Phase 8 – Performance Tuning and Model-Specific Profiles

Goal: Make the system practical for multi-game simulations.

  1. Prompt Optimization

    • Shorten prompts and outputs while keeping role behavior stable.
    • Add configuration for verbosity levels (e.g., minimal_logs vs full_narration).
  2. Model Profiles

    • Define preset AgentModelConfigs for:
      • fast_local: Ollama small model, low temperature.
      • cloud_strong: API model with higher reasoning quality.
  3. Batching Opportunities

    • Where supported by LangChain models, batch requests (e.g., all day speeches or votes) to reduce latency.

Deliverable: Configurable performance profiles and reduced cost/latency per game.

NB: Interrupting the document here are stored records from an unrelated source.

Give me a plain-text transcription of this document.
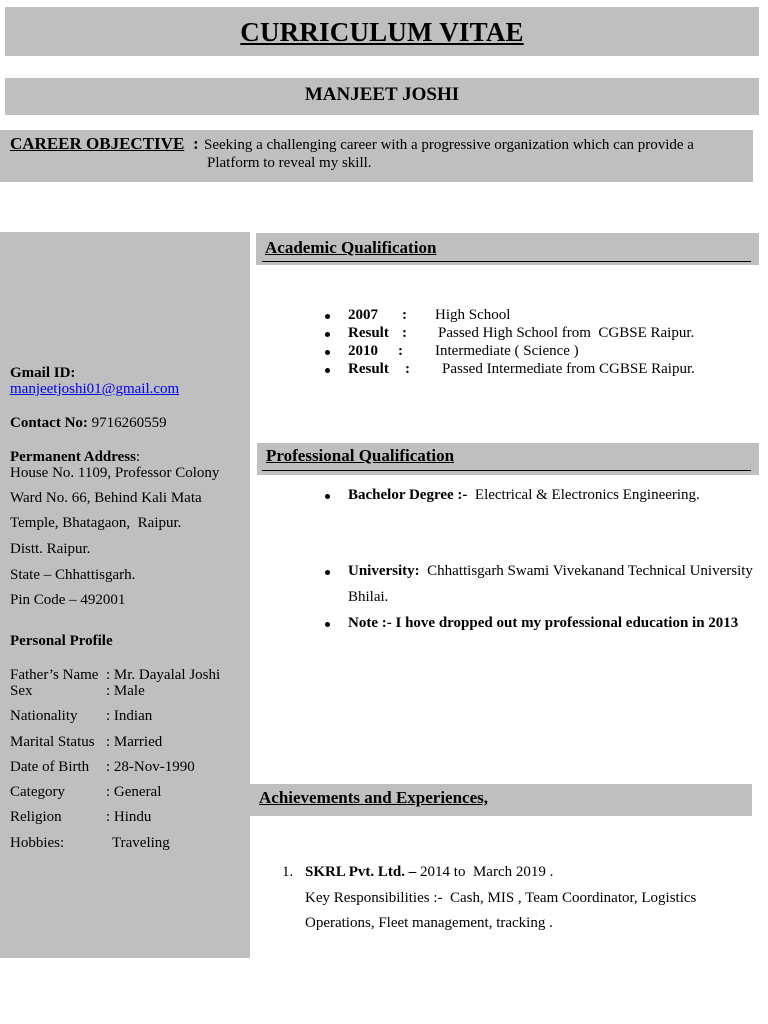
CURRICULUM VITAE
MANJEET JOSHI
CAREER OBJECTIVE : Seeking a challenging career with a progressive organization which can provide a
Platform to reveal my skill.
Gmail ID:
manjeetjoshi01@gmail.com
Contact No: 9716260559
Permanent Address:
House No. 1109, Professor Colony
Ward No. 66, Behind Kali Mata
Temple, Bhatagaon,  Raipur.
Distt. Raipur.
State – Chhattisgarh.
Pin Code – 492001
Personal Profile
Father’s Name : Mr. Dayalal Joshi
Sex	: Male
Nationality : Indian
Marital Status : Married
Date of Birth : 28-Nov-1990
Category	: General
Religion	: Hindu
Hobbies:	Traveling
Academic Qualification
2007 : High School
Result : Passed High School from  CGBSE Raipur.
2010 : Intermediate ( Science )
Result : Passed Intermediate from CGBSE Raipur.
Professional Qualification
Bachelor Degree :- Electrical & Electronics Engineering.
University: Chhattisgarh Swami Vivekanand Technical University
Bhilai.
Note :- I hove dropped out my professional education in 2013
Achievements and Experiences,
1. SKRL Pvt. Ltd. – 2014 to  March 2019 .
Key Responsibilities :-  Cash, MIS , Team Coordinator, Logistics
Operations, Fleet management, tracking .
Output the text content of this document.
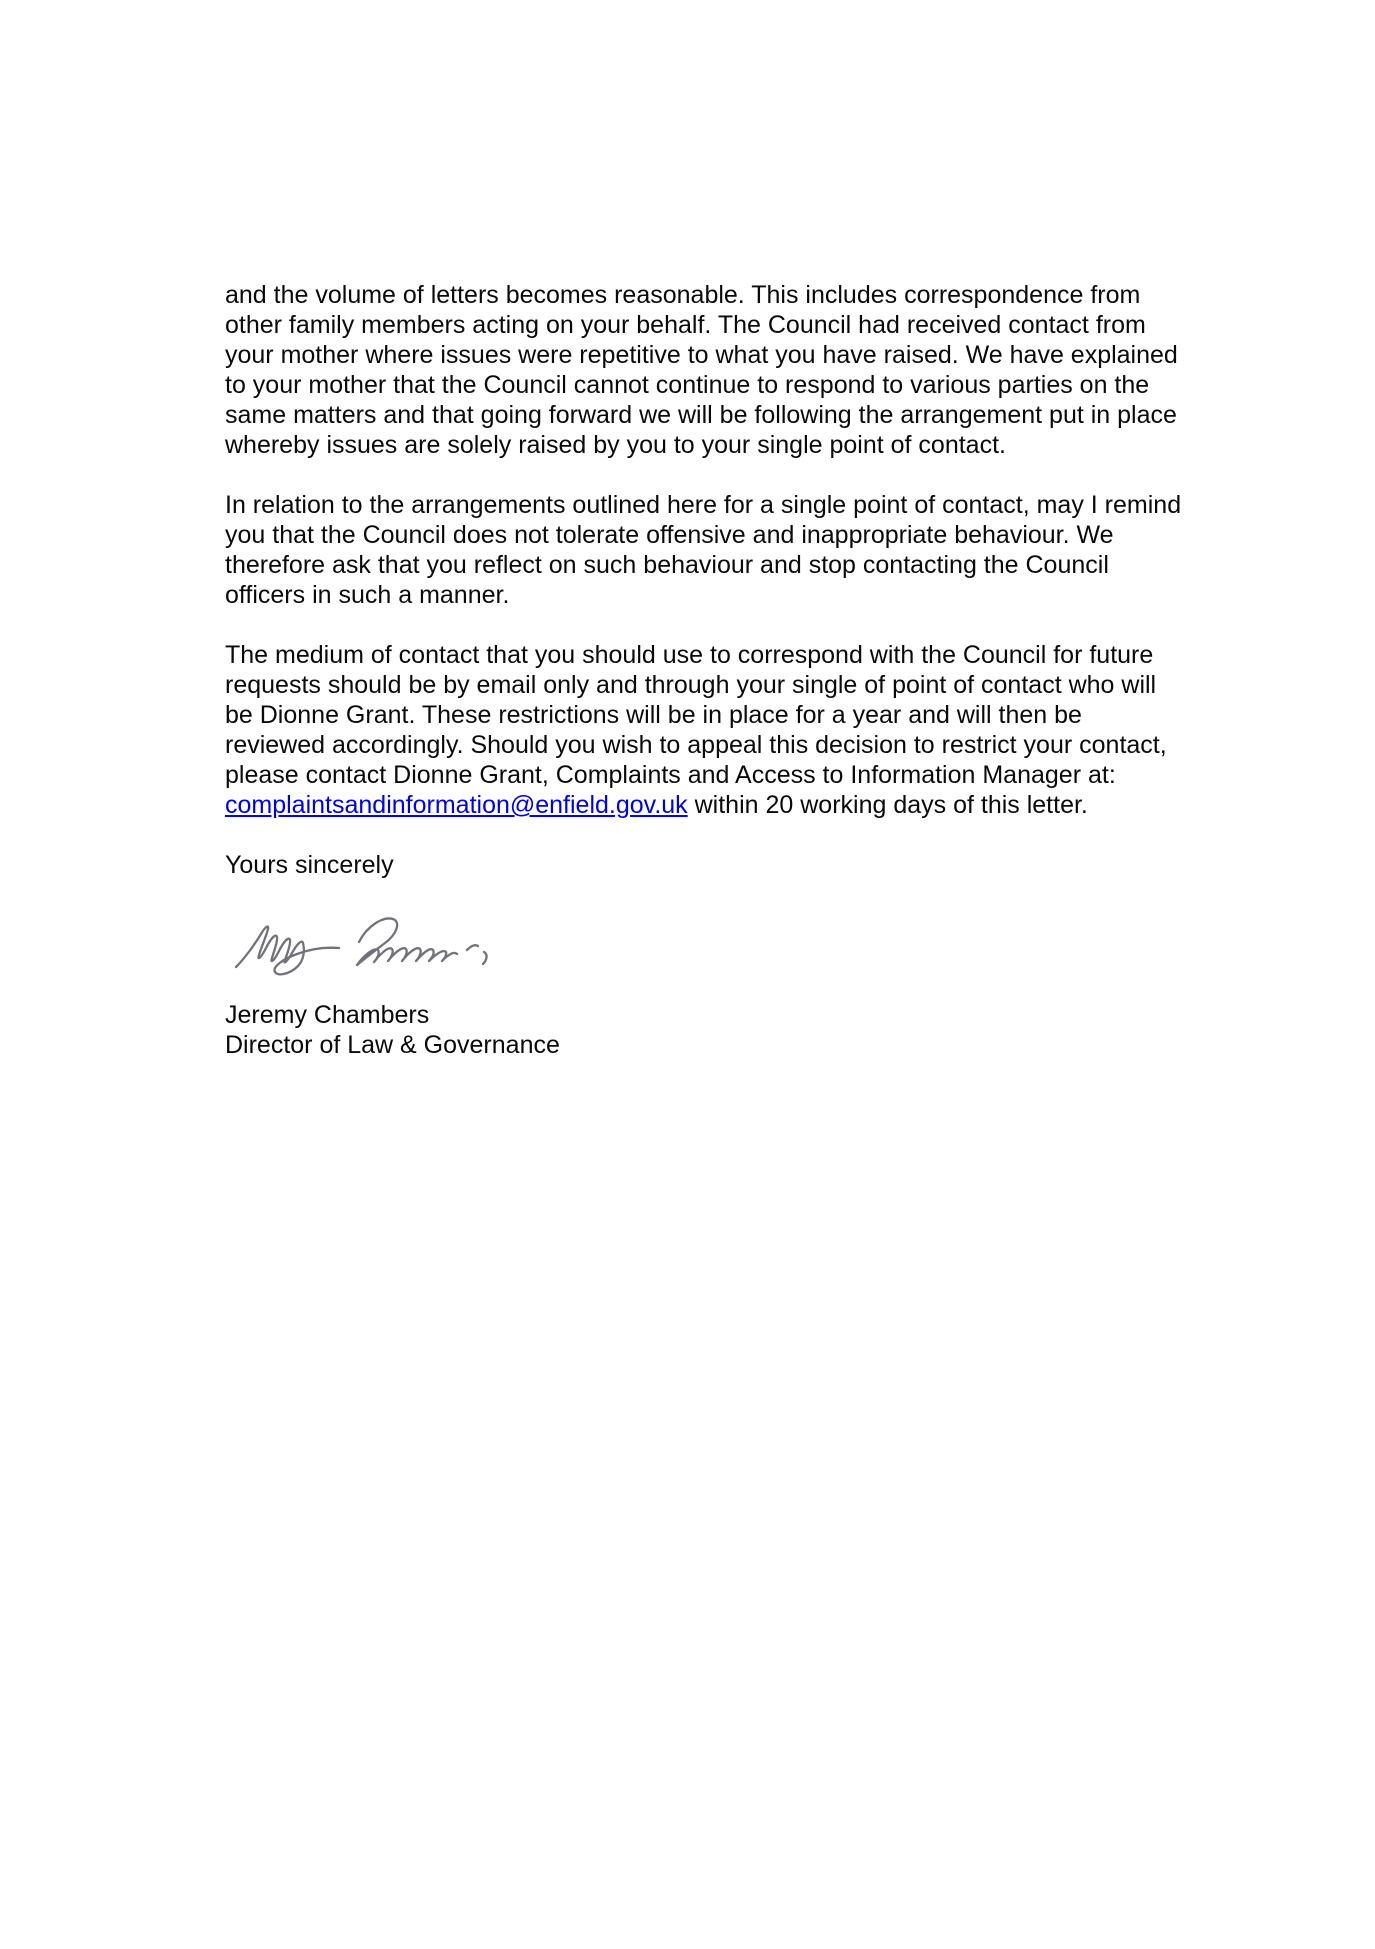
and the volume of letters becomes reasonable. This includes correspondence from
other family members acting on your behalf. The Council had received contact from
your mother where issues were repetitive to what you have raised. We have explained
to your mother that the Council cannot continue to respond to various parties on the
same matters and that going forward we will be following the arrangement put in place
whereby issues are solely raised by you to your single point of contact.
In relation to the arrangements outlined here for a single point of contact, may I remind
you that the Council does not tolerate offensive and inappropriate behaviour. We
therefore ask that you reflect on such behaviour and stop contacting the Council
officers in such a manner.
The medium of contact that you should use to correspond with the Council for future
requests should be by email only and through your single of point of contact who will
be Dionne Grant. These restrictions will be in place for a year and will then be
reviewed accordingly. Should you wish to appeal this decision to restrict your contact,
please contact Dionne Grant, Complaints and Access to Information Manager at:
complaintsandinformation@enfield.gov.uk within 20 working days of this letter.
Yours sincerely
Jeremy Chambers
Director of Law & Governance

Phase 9 – Optional Enhancements

These are optional but recommended for a more complete product.

  1. Human Player Support

    • Allow 1+ human players; treat humans as special agents prompting via CLI or UI.
  2. Simple Web UI

    • Add a lightweight web server (e.g., FastAPI) to visualize game progress.
  3. Advanced Analytics

    • Aggregate statistics across many games to evaluate strategies, role balance, and model behavior.

Execution Notes for the Team

  • Prioritize Phase 1–5 to get a fully automated, end-to-end playable system with stub or simple models.
  • Keep rules engine pure and fully tested before relying on LLM logic.
  • Ensure configuration and backend selection (API vs Ollama) remain data-driven and do not require code changes.
  • Use incremental PRs aligned with phases to keep the codebase stable and reviewable.